Hay cosas en la vida que parecen simples, pero que en realidad sostienen silenciosamente nuestra forma de pensar, decidir y vivir. Una de ellas es la lectura. Leer no cuesta nada: ni compromete, ni obliga, ni exige más que un mínimo acto de voluntad. Y sin embargo, transforma más que muchos cursos, talleres o entrenamientos que presumen cambiarlo todo en unas cuantas horas.
Leer no cuesta nada, pero abre puertas que nadie más puede abrir por nosotros. No solo nos regala información, nos otorga perspectiva.

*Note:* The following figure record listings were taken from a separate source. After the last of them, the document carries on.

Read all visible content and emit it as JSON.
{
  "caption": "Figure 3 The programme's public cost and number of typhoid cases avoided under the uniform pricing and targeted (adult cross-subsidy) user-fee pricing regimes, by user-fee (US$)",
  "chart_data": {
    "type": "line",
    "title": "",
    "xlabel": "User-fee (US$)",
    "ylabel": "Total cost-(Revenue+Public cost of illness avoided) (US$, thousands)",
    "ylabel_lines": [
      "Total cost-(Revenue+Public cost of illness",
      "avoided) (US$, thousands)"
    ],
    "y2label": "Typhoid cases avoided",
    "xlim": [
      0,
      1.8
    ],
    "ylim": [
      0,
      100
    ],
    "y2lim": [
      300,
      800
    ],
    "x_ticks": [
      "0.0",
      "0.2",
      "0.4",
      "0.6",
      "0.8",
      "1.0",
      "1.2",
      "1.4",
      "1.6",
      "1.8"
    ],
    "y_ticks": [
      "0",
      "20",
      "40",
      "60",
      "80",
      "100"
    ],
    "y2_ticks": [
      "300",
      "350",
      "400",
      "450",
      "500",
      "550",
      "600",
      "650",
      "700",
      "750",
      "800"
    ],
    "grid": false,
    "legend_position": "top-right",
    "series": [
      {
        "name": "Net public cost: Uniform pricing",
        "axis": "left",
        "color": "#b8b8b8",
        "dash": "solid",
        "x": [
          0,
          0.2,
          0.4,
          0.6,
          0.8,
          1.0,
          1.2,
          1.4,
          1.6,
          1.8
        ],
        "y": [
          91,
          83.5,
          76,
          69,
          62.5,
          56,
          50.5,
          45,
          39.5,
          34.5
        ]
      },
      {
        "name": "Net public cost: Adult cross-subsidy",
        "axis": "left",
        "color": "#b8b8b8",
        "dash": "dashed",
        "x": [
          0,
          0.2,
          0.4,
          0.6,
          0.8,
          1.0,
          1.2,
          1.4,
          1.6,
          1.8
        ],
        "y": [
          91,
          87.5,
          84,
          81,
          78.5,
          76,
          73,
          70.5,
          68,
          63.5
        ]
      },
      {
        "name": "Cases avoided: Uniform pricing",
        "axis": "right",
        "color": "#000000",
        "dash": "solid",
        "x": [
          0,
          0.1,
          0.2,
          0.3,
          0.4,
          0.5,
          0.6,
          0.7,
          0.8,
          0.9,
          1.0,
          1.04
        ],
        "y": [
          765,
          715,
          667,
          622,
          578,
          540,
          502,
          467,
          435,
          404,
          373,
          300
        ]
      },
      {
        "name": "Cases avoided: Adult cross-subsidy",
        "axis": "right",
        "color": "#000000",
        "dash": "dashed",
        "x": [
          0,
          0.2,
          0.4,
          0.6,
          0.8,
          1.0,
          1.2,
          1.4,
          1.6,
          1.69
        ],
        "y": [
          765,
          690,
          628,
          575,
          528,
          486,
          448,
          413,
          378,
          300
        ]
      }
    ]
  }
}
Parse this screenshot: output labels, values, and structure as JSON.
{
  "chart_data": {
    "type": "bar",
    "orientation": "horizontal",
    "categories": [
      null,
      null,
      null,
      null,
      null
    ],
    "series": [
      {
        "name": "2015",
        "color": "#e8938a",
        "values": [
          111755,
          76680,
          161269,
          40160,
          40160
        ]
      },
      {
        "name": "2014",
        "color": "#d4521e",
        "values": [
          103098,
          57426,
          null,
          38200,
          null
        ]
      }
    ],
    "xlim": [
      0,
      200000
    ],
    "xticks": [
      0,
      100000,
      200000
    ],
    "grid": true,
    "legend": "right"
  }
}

Nos muestra aquello que no sabíamos que ignorábamos. Nos enfrenta con ideas que no siempre confirman nuestras creencias, pero que nos ayudan a pensarlas mejor. Nos deja ver otros mundos, otras vidas, y también los rincones de nuestro propio interior que preferimos dejar en silencio.
Hoy las opiniones parecen fabricarse en serie, y la lectura es un acto de resistencia. Leer es detenerse cuando todo empuja a correr, es profundizar cuando lo fácil es quedarse en la superficie. Es un recordatorio de que pensar no es un lujo, sino una responsabilidad.
Pero quizá lo más valioso es que, al leer, nos volvemos mejores conversadores con nosotros mismos. Para cuestionarnos, para incomodarnos, para poner en duda lo que dábamos por hecho. Leemos para aprender, pero sobre todo para reflexionar. La lectura es esa maestra silenciosa que no califica, pero sí confronta. Es un espejo que nos devuelve preguntas:
¿Por qué pienso como pienso? ¿Qué tan firme es mi criterio?
¿Qué parte de mí está creciendo… y cuál se está quedando atrás?
Leer no cuesta nada, pero sí evita que paguemos un precio más alto, el de quedarnos con la primera idea, con la versión más cómoda.
Por eso, hoy más que nunca, la lectura debe volver a ser un hábito indispensable para quienes lideramos, decidimos o acompañamos a otros. No importa si es un libro, un artículo o una columna como esta. Lo importante es abrir la puerta y dejarnos sorprender.
Leer no cuesta nada. Lo que cuesta —y mucho— es vivir sin cuestionarnos.